Before a revolution could start, there must be a spark. Enter: naive Hope Cladwell, daughter of Mr. Cladwell, and her encounter with Bobby Strong. Hope’s encouragement for Bobby to follow his heart led to him seizing Public Amenity 9 and granting everyone free access to it, eventually involving a struggle against the whole Urine Good Company.
Following their hearts also, apparently, led them to each other.
Now, I know this may sound a bit off to some of you, but I am wholly unconvinced about the whole follow your heart concept.
“Follow Your Heart” was what Hope sang and believed, yet when everyone happened to follow their own heart, everything seemed to take a turn in a decidedly worse direction. Bobby Strong was the only exception, and he turned out dead.
As to the tears and apparent love shown for Bobby: they were the tears one would shed for a revolutionary, not a lover. It wasn’t a death that was mourned; it was exalted. He changed from being a dreamer to the face of a revolution.
Hope, while proclaiming rivers of justice as the desire of her heart, with that same heart had no remorse when she commanded her father to be thrown off his building. In our faulted condition, can we deem ourselves to be filled with justice and then not display mercy? That doesn’t sound like the heart I’d like to listen to.
The cops, Mr. Caldwell B. Cladwell, Hope Cladwell, Bobby Strong, a revenge-seeking peasantry and the rich; There is no happy reconciliation amongst them. To be fair, we were warned at the beginning that this would be no happy musical.

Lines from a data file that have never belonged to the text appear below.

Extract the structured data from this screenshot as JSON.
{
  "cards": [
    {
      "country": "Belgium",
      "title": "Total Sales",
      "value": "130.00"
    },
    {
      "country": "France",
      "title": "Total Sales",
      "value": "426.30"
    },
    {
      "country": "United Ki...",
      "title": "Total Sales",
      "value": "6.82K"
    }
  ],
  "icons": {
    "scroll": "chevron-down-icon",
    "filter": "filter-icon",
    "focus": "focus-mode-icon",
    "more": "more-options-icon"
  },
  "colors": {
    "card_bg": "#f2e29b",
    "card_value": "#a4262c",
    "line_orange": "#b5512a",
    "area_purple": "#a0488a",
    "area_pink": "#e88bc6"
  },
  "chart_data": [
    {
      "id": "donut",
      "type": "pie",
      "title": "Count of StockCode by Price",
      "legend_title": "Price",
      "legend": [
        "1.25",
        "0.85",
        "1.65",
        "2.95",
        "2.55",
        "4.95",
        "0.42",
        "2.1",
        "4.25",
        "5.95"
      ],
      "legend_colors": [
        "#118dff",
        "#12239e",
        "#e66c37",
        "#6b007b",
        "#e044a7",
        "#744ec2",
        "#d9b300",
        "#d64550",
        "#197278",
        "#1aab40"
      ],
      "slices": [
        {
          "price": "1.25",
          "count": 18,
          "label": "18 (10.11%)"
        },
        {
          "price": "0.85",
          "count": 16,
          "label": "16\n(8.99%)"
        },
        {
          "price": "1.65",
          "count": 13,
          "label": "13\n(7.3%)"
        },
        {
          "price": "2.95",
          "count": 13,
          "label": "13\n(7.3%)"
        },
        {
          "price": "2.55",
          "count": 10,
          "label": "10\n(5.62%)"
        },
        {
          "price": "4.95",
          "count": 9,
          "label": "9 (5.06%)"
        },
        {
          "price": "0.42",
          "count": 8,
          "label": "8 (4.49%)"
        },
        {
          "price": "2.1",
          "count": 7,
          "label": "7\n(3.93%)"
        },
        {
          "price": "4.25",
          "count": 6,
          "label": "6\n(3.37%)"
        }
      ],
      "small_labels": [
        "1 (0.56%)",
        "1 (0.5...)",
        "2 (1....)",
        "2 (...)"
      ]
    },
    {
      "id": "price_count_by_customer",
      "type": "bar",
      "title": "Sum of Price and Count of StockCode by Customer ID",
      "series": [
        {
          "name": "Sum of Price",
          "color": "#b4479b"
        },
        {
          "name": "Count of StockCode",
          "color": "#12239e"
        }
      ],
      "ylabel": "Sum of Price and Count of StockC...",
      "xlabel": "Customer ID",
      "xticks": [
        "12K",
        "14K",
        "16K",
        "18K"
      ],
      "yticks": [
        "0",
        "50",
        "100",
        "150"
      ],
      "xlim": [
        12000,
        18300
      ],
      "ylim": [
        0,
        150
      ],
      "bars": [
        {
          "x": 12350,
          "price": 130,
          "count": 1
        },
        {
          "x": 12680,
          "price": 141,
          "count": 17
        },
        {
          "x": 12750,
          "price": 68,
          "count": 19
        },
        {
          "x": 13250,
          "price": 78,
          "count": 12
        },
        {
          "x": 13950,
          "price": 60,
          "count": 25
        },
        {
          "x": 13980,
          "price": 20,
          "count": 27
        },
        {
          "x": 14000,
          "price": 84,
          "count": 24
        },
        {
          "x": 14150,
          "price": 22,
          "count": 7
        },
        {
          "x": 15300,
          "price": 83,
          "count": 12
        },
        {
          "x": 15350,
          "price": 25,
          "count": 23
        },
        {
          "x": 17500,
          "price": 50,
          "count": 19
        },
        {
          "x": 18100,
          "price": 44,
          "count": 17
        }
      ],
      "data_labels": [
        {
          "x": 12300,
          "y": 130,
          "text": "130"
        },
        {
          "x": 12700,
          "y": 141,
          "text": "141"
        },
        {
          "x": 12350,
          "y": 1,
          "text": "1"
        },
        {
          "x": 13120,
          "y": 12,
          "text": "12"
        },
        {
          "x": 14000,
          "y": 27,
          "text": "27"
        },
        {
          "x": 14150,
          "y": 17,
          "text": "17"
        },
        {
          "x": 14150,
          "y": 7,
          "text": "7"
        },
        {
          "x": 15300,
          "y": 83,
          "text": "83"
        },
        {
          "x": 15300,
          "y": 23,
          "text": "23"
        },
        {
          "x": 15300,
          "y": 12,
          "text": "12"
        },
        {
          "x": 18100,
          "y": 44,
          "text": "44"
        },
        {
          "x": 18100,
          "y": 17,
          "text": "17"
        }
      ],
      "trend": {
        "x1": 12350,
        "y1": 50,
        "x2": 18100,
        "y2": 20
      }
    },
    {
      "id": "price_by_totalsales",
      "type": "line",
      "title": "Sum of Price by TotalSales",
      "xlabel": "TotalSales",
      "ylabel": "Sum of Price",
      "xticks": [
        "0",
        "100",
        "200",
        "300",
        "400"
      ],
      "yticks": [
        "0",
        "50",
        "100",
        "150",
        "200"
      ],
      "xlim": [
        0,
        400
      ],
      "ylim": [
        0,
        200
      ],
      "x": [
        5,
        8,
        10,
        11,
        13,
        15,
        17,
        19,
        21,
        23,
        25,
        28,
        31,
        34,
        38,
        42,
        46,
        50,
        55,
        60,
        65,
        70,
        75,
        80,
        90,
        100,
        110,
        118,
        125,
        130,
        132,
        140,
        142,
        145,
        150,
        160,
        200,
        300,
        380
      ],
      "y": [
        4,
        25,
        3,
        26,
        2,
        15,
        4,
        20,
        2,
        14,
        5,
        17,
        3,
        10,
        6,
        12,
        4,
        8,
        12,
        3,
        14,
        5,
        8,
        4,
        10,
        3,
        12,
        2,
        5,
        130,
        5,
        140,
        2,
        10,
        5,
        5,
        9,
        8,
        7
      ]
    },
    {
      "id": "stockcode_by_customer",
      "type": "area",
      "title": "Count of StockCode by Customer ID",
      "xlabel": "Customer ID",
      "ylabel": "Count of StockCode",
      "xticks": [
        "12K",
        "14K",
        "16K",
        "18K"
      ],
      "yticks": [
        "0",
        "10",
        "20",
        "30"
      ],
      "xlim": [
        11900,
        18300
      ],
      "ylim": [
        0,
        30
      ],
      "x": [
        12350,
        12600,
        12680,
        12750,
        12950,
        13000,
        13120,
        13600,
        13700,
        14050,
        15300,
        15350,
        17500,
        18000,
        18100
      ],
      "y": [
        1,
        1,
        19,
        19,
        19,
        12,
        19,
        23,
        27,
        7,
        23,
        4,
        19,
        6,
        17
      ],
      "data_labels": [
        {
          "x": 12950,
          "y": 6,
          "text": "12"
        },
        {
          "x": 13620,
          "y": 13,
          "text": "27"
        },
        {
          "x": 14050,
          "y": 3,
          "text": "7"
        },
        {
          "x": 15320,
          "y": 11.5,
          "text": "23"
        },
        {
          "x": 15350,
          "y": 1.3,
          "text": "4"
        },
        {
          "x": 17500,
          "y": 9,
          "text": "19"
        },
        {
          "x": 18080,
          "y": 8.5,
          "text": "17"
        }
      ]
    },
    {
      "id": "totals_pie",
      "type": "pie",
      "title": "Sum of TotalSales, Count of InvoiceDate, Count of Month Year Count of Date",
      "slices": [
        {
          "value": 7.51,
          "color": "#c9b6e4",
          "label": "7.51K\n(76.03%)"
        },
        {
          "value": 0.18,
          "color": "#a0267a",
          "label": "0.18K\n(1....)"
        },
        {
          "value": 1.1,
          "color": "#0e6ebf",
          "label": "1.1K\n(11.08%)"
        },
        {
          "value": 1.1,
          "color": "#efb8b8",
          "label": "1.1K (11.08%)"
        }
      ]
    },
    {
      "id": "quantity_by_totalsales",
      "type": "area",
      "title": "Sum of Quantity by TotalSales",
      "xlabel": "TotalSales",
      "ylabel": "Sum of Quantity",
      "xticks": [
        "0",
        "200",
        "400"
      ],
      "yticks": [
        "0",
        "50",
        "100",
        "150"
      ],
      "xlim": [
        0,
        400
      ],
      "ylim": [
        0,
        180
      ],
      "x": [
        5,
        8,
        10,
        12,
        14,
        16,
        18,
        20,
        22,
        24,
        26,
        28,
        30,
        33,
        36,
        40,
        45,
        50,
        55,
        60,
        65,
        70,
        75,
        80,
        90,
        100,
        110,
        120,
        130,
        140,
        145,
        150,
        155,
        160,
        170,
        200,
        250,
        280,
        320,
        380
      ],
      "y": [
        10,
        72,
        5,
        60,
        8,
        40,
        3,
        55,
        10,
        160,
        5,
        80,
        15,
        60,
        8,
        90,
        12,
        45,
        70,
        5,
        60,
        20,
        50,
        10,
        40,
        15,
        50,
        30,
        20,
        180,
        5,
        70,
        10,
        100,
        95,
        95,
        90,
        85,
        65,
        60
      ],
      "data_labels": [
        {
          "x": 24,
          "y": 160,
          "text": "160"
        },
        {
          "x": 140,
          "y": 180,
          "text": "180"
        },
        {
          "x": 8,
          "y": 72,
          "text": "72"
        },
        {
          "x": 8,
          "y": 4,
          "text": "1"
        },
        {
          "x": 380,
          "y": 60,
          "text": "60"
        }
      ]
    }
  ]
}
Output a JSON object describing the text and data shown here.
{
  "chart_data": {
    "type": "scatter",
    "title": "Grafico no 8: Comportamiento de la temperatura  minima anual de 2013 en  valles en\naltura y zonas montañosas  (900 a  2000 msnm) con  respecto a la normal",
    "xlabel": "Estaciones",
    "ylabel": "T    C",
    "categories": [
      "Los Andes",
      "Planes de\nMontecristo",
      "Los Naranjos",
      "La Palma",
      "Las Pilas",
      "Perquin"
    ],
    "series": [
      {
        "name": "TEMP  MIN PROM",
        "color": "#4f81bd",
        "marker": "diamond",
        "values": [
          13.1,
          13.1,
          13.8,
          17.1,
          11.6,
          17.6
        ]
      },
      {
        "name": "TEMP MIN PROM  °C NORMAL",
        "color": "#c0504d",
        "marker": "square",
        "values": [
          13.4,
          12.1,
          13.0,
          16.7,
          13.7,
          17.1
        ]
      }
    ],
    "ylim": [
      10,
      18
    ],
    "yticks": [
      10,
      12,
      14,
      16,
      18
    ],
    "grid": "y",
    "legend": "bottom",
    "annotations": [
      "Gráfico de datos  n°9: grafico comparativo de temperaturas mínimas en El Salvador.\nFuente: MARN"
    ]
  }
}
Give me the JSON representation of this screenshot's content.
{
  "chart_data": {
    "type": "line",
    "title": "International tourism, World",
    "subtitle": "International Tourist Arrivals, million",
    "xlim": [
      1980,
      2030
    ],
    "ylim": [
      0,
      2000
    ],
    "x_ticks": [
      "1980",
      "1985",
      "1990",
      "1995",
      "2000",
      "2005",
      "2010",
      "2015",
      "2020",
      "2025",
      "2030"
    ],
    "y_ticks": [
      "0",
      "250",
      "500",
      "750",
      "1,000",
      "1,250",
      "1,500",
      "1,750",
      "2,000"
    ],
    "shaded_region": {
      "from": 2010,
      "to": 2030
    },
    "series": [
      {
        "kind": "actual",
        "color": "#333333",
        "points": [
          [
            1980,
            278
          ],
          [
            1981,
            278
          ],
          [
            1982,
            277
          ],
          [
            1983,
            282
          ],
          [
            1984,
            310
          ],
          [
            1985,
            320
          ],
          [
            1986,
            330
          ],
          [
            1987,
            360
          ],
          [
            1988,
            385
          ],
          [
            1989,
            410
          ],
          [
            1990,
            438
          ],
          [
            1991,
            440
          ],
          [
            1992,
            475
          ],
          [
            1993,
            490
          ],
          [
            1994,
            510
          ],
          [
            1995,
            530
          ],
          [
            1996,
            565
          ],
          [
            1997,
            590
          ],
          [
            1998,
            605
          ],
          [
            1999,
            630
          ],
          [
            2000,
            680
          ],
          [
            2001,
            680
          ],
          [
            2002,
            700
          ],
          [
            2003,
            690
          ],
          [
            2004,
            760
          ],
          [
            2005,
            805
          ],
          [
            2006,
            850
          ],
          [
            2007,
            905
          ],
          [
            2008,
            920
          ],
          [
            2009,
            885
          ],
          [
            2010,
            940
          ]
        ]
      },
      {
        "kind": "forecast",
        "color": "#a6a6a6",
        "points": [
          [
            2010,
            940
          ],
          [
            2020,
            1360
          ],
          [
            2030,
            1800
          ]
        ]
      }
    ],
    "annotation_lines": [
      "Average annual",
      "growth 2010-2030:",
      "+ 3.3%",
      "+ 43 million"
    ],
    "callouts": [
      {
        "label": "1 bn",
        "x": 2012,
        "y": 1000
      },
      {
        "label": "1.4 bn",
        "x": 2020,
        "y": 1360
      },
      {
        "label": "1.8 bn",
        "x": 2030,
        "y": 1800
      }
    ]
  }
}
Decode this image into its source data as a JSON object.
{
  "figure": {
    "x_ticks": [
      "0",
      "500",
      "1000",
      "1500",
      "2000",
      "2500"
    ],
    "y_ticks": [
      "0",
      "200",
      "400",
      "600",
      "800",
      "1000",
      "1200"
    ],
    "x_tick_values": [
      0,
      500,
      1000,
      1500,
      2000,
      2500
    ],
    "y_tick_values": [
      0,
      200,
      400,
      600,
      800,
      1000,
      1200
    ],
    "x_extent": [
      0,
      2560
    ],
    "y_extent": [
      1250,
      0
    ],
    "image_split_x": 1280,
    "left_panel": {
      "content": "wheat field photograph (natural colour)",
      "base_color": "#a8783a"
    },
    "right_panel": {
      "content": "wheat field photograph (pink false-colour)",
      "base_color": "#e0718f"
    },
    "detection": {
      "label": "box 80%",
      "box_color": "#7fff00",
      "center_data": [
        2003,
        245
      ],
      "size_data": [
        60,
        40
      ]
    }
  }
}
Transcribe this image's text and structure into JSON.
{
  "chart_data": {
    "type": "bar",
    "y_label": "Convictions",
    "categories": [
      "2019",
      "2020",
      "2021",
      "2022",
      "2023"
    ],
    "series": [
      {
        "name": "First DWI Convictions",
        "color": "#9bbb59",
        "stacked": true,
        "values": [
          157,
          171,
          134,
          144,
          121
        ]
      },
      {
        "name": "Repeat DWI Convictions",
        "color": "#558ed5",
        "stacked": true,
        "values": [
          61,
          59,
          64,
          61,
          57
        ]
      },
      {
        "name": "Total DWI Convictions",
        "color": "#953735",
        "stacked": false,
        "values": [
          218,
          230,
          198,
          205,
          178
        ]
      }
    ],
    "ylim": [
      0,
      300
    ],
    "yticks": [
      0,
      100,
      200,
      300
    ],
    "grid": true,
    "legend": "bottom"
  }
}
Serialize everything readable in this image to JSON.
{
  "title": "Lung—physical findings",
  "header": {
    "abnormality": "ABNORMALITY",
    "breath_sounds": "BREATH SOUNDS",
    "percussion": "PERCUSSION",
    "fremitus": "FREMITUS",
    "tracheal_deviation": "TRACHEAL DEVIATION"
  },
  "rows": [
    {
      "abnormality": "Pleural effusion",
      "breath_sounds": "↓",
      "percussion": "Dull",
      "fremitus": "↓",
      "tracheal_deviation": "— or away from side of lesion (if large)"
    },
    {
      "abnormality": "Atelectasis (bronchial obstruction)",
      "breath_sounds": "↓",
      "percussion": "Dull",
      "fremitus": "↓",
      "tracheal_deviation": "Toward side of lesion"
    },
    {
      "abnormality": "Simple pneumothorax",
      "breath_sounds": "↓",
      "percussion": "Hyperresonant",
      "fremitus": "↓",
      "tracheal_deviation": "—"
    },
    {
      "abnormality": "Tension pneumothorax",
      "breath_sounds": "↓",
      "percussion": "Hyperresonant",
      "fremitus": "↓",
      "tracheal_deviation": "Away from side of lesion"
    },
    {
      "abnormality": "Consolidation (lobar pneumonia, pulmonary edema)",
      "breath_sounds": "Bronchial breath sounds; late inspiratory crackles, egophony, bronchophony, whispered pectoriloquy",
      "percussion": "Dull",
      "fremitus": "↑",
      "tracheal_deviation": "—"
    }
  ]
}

The musical was a reflection of the bleakest premises of this world; of money-lust, and the hunger for a fractured sense of justice. The message, a confusing one. Is your town to be Urinetown if “you’re hopeless, down, and out”? Or is all the world eventually to reach Urinetown?
Urinetown: a revolution with a vision of eternal clean rivers of justice, to forget that the body that encases it is surrounded by dirt, a dirt which turns that clear river of justice into muddy waters. Urinetown: the musical’s metaphor for death.
It was crushing how the musical ended. After Hope’s father was thrown off his own building, Hope became its leader and allowed everyone access to public amenities for free. Free for everyone, only to make everyone pay at the end; after all, everything has a price.
There was not enough water. There was not enough compassion. By the end of the musical, both had run out. A baby was raised as the lights shone down on it– one last spark of hope before the end of the show. The light kept shining as the baby and the person holding it collapsed.
If you are looking for humor and a depressing ending, I would recommend going. For me though, seeing Urinetown was a one time only experience.